De Proef/Bell's Van TweeVan Twee
DeProef Brouwerij, Lochristi-Hijfte, Belgium in collaboration with Bell’s Brewing, Kalamazoo, Michigan
Style: Porter/Dubel Mashup with Cherry Juice and Wild Yeast
Serving Style: 750 ml bottle

Aroma: Chocolate and cherries with a good dose of barnyard funkiness. Some dark fruits dance in the background.

Appearance: Dark red and clear with a thick, creamy, persistent off-white head.

Flavor: The malt character is like malted milk balls. Lovely dark chocolate with some caramel. Dark crystal malts also add a huge dose of plum fruitiness. This plays well with the cherry that is the second most pronounced flavor. The brettanomyces funkiness is noticeable, but not overwhelming. A nice background barnyard and light sour that supports the cherry. Some nice clove notes and hints of the Belgian cotton candy character round the flavors out. Medium-low bitterness.

Mouthfeel: Velvety. Creamy. Medium body. Moderately high carbonation.

Overall Impression: OMG! This beer doesn’t market itself as a Christmas beer, but the combination of fruit, spice, and chocolate would certainly qualify it as one. This was beautiful from start to finish. Great right from the refrigerator and still great warm at the bottom of the glass. I will need to pick up another bottle. Note to the Perfect Pint Beer Club, this might be on our holiday beer list. I had this with a home-made fennel risotto and it was a splendid match.
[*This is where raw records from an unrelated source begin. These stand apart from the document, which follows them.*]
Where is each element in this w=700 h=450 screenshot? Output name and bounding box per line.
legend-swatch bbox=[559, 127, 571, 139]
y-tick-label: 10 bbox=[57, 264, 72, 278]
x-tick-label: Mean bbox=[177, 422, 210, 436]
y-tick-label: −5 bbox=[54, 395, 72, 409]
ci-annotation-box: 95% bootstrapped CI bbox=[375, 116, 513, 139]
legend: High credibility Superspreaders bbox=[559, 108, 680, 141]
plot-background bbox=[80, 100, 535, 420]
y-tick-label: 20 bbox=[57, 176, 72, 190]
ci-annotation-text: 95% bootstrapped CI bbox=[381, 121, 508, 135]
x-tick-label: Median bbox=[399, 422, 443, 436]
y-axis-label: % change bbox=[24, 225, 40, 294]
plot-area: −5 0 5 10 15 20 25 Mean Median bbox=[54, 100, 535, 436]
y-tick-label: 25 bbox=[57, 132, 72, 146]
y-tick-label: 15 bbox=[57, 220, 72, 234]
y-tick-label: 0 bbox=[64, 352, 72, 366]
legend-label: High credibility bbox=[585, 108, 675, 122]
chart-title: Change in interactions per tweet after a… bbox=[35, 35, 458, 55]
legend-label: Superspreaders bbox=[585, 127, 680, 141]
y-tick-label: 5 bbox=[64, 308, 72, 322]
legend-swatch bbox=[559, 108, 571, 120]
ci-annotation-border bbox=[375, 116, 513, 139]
Widmer Bros. Cherry Oak Doppelbock

Widmer Bros. Cherry Oak DoppelbockCherry Oak Doppelbock
Widmer Brothers Brewing, Portland, Oregon
Style: Oak-Aged Doppelbock with Cherries
Serving Style: 22 oz. Bottle

Aroma: Lightly toasty melanoidin malt character dominates with faint earthy smells and a background of dark cherry. No oak to speak of.

Appearance: The low, off-white head did not persist. I managed to raised a bigger, more creamy head with a more aggressive pour. Dark mahogany with ruby highlights. Clear.

Flavor: Lightly toasty caramel malt with raisins and hints of chocolate. Very light background cherry notes. Light alcohol, but not boozy. Background rummy flavors. The Oak doesn’t have much to say. Cherry flavors come in most strongly in the finish as lingering cherry pie. Finish is a bit sweet, less crisp than expected from a lager.  Cherry and vanilla oak become somewhat more pronounced as it warms

Mouthfeel: Medium-full body and creamy. Some warming alcohol. Low carbonation

Overall Impression: This beer was a bit of a disappointment. When I first heard about it I was intrigued. Cherry, oak, and doppelbock sounded like a great combination. Unfortunately the cherry and oak play such a minor role that all one is left with is a reasonably good doppelbock. If I had wanted just a doppelbock I would have picked up a Salvator or a Celebrator.